Recently we saw the UMC try to work through this issue during their general meeting. Arguments ensued and no decision was made. The possibility of a church split over same sex marriage looms over the denomination. Churches everywhere are coming to terms with what inclusivity and acceptance are and what that looks like in day to day practice.
Just this weekend I learned of another denomination strong arming member churches to discriminate against same sex couples: the ECC.
I was once a member of a Evangelical Covenant Church. I was drawn to the denomination because of the structure—each individual church was able to work independently while holding to the basic tenets of the Christian faith. These were not called doctrines but affirmations. Their dedication to acceptance, peace and reconciliation was admirable. But what appeared on paper was not practiced in the church.
The local body I was a part of prided itself on being “welcoming to all” and even boasted that members of the LGBTQ community attended their services. Often this was more had attended rather than still attending. There has been a recent focus at this church on being open to LGBTQ persons with the pastor saying he had a heart toward this community. This pastor has also said during a sermon he would “never be affirming like those progressives.” Seems like a mixed message.
Perhaps I was naive, but I’ve come to realize the ECC is not who they say they are— both locally and as a denomination.
Over the weekend a story broke that the ECC will be removing the First Covenant Church of Minneapolis because the pastors are looking into conducting same sex weddings. This is not the first time the ECC has banned a church community.
A few years back an ECC church planter opened Christ Church in Portland. This young man was trained by the ECC and was very open about his vision for an open an LGBTQ affirming church. There was never a point at which the denomination said no, that is until he acted upon his vision. His license was revoked and the new church had to find other ways to continue meeting.
More recently a campus pastor at North Park University found herself is similar position because she believed marriage was for all. Her license was revoked and she lost her job. This little church lost a tenured pastor that had loved and cared for them simply because she married two longtime church members.

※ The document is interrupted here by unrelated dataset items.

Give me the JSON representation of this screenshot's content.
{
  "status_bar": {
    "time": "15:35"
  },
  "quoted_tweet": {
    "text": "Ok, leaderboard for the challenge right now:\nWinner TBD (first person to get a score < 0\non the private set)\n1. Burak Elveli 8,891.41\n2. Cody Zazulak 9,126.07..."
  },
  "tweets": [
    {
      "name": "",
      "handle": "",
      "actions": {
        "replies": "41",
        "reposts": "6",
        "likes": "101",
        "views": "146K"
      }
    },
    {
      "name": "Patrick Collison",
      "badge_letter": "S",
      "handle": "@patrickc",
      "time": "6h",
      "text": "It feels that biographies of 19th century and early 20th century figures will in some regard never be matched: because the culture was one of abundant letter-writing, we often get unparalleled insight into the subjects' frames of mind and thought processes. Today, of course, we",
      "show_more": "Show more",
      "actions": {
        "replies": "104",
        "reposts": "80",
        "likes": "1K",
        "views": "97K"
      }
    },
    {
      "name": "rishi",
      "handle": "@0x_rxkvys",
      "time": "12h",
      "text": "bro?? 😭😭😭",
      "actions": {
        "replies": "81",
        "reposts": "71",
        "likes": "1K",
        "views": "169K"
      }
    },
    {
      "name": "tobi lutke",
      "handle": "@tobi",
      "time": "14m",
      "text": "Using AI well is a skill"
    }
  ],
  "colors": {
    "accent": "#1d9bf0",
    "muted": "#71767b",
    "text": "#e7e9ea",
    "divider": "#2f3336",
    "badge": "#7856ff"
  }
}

Now another pastor is on the chopping block. The congregation, who stand behind him, is also at risk of the church being “decommissioned” for their views on what acceptance really means.
You might say the ECC has every right to do this stuff, and yes they do have the right to act like jerks if they wish. But my problem is they don’t have the right to play with people’s lives this way. Don’t lie and say we love you and accept you but we can’t let you be like the rest of us—we can’t allow you to marry the person you love. Don’t say your pastors have the freedom to make decisions for themselves and their congregations if you are going to swoop in and revoke licenses when a pastor takes a truly inclusive, accepting stance.
Looking back I regret not understanding the ECC’s stance.